Protein Alignment and Detection Interface
MIT License
60 stars 7 forks source link

paladin prep? #3

Closed macmanes closed 8 years ago

macmanes commented 9 years ago

Should we make a paladin prep that downloads the reference and indexes it automatically. Most people will use Uniprot. Could be paladin prep --reference uniprot.

Could be prep, setup, prepare, download, or something like that..

ToniWestbrook commented 9 years ago

Yeah, I like that idea a lot - it should be pretty easy to do too (I think) - will tackle that tonight/tomorrow

ToniWestbrook commented 9 years ago

Okay, I created (at least the first revision) of this functionality, with the "prepare" command.
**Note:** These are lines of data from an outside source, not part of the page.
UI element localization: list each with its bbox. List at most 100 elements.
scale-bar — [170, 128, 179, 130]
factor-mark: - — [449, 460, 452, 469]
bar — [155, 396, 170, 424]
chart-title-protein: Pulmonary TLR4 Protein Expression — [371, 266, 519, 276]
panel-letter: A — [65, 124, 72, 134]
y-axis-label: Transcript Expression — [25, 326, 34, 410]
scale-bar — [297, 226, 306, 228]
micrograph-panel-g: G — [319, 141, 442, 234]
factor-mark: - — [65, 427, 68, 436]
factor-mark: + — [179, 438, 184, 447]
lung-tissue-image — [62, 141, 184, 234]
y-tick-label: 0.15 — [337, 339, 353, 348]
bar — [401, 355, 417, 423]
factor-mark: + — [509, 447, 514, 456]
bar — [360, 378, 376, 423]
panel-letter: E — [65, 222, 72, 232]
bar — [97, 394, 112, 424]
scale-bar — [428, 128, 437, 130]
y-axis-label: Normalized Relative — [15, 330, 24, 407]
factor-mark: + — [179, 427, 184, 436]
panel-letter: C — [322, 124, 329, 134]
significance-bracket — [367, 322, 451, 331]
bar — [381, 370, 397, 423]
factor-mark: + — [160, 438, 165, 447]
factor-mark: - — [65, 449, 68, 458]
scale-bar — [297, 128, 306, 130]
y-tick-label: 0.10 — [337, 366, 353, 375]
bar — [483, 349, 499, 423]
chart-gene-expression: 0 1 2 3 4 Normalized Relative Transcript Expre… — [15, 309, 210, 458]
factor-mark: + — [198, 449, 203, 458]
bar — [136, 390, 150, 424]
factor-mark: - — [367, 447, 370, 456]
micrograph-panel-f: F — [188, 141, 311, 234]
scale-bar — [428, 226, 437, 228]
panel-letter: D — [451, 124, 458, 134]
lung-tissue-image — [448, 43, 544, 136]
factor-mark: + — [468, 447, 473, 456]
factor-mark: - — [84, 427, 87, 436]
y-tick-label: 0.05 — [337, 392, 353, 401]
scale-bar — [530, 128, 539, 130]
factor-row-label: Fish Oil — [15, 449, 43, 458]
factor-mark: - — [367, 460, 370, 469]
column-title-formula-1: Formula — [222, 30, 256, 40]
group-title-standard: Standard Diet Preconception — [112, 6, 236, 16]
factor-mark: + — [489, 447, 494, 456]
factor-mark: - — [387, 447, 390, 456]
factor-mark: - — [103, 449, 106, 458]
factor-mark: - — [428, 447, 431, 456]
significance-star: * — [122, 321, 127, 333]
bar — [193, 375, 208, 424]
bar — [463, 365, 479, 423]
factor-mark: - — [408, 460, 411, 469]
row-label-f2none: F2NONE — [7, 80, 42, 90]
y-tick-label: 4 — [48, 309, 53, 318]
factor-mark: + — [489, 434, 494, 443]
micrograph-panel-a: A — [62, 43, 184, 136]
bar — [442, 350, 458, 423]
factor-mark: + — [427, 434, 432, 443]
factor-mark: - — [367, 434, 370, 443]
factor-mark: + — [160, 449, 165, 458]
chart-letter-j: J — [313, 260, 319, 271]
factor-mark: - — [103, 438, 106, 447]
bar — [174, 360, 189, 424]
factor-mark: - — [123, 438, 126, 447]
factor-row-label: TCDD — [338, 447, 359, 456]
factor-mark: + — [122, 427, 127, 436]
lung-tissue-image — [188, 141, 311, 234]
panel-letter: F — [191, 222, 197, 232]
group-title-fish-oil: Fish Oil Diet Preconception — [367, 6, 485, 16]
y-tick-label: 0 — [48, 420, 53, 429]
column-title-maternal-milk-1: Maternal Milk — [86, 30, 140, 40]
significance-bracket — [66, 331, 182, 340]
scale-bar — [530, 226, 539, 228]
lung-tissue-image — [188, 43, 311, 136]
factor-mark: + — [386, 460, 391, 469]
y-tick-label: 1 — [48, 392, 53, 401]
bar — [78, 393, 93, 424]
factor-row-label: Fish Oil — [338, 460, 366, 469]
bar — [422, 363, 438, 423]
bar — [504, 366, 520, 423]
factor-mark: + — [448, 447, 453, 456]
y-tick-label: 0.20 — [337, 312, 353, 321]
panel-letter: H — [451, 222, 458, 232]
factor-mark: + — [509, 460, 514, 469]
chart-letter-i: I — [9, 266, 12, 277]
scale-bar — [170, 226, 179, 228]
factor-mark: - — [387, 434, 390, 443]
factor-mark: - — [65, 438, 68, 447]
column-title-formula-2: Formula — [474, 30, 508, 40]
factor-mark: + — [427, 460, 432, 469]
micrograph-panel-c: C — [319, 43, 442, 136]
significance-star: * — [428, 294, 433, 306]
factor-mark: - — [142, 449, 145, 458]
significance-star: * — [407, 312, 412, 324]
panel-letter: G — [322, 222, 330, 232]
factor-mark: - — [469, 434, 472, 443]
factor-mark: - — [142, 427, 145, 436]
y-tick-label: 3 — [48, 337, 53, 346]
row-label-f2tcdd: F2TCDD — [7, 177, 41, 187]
I had added the unreviewed UniProt DB in there too (TrEMBL), until I actually ran it and realized it was 10GB big (which would mean huge/slow BWT/SA files). Do you think people would ever use the unreviewed version of UniProt for this kind of work? Should I put it back in or keep it out?

Anyway, right now the only option is the Swiss-Prot version. It will download it, then run the index command on it with the appropriate options. I'll commit the latest version to Github now with the fixes/additions made tonight.

ToniWestbrook commented 9 years ago

Also, ignore the extra warnings during compilation, I will fix those soon

macmanes commented 9 years ago

Why not make swissprot + TrEMBL -r1. If we wanted to be fancy, we could make a -r2 that took a URL for a fasta file.

wkthomas commented 9 years ago

I think people will want to use every protein they can get at some point.

ToniWestbrook commented 8 years ago

Update to this issue - after the last couple months of testing, we've determined that UniProt's SwissProt and UniRef90 are effective references depending on the work being performed. We've added UniRef90 as a standard option to the prepare command, and also added the option to prepare a reference post-indexing in case someone indexes manually and skips the prepare command.

Also, since preparing is a custom tailored process per reference (since some specific cleanup is needed depending on the reference type, e.g. UniRef90), we've kept it specific to these two reference databases for now - but if anyone using PALADIN in the future finds a reference database that works well and you feel it would be a helpful addition for other users, please don't hesitate to let us know. Closing this for now.